Sumber Poto @Ragilsemar xtwitter
Di balik birunya laut dan legenda surga bawah air, Raja Ampat menyimpan luka yang dalam. Lima perusahaan tambang nikel mencabik-cabik gugusan pulau kecilnya, mengubah taman firdaus menjadi ladang besi dan lubang maut. Ini bukan fiksi, ini bukan dongeng pasca-kolonial. Ini berita gila dari negeri yang sedang dijual ke pemodal dalam dan luar negeri dengan harga promo.
Pulau Kawe:
PT Kawei Sejahtera Mining. Lima hektare wilayah tambang, IUP No. 290 Tahun 2013. Berdiri gagah di atas tanah yang seharusnya dilindungi oleh Pasal 35 UU Wilayah Pesisir dan Pulau-Pulau Kecil. Tapi siapa yang ingat pasal ketika uang bicara?
Pulau Batangpele:
PT Mulia Raymond Perkasa. IUP No. 153.A Tahun 2013. Nama perusahaan mengusung kata “mulia”, tetapi pekerjaan yang dilakukan justru berkebalikan: menggali, mengeruk, dan meninggalkan jejak kehancuran. Lokasinya? Lagi-lagi, pulau kecil—ilegal dalam diam.
Pulau Gag:
PT Gag Nikel, anak usaha PT Antam Tbk, menguasai 6.030 hektare. IUP No. 430.K/30/DJB/2017. Tambang ini dihentikan sementara oleh pemerintah per 5 Juni 2025. Sementara. Seolah ini hanya jeda dalam pesta panjang pemerkosaan alam. Pulau ini dulu tempat penyelam bertemu ikan pari. Kini, mesin bor lebih sering terdengar daripada suara lumba-lumba.
Pulau Manuran:
PT Anugerah Surya Pratama, perusahaan modal asing dari Wanxiang Group, Tiongkok. 756 hektare, IUP No. 75/1/IUP/PMA/2018. Ini bukan anugerah bagi rakyat. Ini ekspansi industrialisasi global yang mengebor sampai ke ujung nadi negeri.
Kampung Kalobo, Distrik Salawati Utara:
PT Waigeo Mineral Mining. IUP No. 30 Tahun 2010. Lokasi tambang berada di dalam kawasan Suaka Alam Perairan.

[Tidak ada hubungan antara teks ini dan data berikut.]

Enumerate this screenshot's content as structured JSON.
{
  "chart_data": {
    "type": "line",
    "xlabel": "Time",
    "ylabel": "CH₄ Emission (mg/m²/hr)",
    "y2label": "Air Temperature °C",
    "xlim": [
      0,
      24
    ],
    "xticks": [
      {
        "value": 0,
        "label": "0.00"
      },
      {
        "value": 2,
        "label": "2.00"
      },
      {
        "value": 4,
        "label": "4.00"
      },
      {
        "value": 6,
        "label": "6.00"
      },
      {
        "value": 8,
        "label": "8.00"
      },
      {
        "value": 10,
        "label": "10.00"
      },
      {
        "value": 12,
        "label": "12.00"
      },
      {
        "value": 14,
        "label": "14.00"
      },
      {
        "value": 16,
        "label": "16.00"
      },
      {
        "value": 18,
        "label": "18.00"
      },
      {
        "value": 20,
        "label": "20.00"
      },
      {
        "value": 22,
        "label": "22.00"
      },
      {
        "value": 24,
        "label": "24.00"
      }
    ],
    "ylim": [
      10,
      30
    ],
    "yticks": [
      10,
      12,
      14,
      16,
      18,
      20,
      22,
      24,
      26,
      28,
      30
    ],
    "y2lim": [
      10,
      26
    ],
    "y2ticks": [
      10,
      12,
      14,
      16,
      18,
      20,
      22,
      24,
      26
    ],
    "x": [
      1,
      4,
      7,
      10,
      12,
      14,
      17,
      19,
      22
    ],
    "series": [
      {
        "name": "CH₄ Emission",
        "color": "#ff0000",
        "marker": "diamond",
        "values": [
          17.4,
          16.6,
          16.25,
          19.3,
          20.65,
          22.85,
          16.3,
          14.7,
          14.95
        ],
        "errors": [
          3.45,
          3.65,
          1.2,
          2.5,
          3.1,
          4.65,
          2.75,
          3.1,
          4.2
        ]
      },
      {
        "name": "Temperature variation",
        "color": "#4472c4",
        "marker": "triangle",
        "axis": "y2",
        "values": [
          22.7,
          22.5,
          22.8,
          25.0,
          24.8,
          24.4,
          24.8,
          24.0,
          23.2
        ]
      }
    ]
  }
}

Ya, kawasan yang secara resmi disahkan Menteri Kelautan untuk dilindungi. Tapi label “suaka” di sini hanya dekorasi dokumen—praktiknya, alat berat jalan terus.

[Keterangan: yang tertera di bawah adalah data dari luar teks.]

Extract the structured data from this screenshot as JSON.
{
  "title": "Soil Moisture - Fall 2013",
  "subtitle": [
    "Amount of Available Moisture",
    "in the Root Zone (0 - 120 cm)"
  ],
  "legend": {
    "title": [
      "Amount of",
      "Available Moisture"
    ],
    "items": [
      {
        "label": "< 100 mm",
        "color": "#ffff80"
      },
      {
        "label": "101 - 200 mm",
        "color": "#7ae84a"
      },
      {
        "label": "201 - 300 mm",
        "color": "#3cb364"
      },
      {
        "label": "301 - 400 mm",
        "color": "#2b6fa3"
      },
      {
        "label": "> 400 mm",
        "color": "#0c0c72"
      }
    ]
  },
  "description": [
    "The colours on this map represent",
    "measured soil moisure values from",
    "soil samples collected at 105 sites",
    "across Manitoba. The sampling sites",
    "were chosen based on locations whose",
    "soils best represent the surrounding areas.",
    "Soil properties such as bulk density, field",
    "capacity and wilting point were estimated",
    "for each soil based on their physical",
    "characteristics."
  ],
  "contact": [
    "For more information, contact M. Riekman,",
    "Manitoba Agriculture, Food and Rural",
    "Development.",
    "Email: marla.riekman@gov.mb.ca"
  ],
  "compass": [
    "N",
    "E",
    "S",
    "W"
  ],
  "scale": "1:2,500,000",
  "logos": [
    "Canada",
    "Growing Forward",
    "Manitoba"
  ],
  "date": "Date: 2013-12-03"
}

Menurut Pasal 35 huruf k Undang-Undang Nomor 27 Tahun 2007 tentang Pengelolaan Wilayah Pesisir dan Pulau-Pulau Kecil (jo. UU No. 1 Tahun 2014), setiap orang secara langsung atau tidak langsung dilarang melakukan penambangan mineral di pulau-pulau kecil dan perairan di sekitarnya. Hukum ini ditulis dengan tinta tebal dan penuh semangat konservasi. Tapi di lapangan, hukum itu seperti sisa kopi di cangkir para elite—tinggal ampas yang tak dibaca.
Yang berjalan justru alat berat. Ekskavator. Dump truck. Dan presentasi korporasi yang bersinar di layar proyektor, lengkap dengan janji pembangunan dan “keberlanjutan” yang terdengar seperti lelucon basi di ruang darurat.
Sementara tambang berdengung, kampung-kampung nelayan perlahan sepi. Ikan menyingkir. Karang berubah warna. Air keruh seperti sumpah janji politik yang basi. Anak-anak yang dulu berenang bebas kini bermain di samping tumpukan tailing. Beberapa desa mulai mengeluhkan air asin yang bercampur logam, tapi siapa peduli soal air kalau logam mulia terus mengalir ke luar negeri?
Raja Ampat kini menjadi monumen ironi: dijual demi nikel untuk baterai mobil listrik dunia, tapi listrik ke kampung sebelah masih byar-pet.
Ini bukan laporan. Ini otopsi. Bukan investigasi, ini necrologi alam.
Karena ketika hukum jadi formalitas, dan pulau kecil berubah jadi kas bon, siapa lagi yang berani bilang ini negeri berdaulat?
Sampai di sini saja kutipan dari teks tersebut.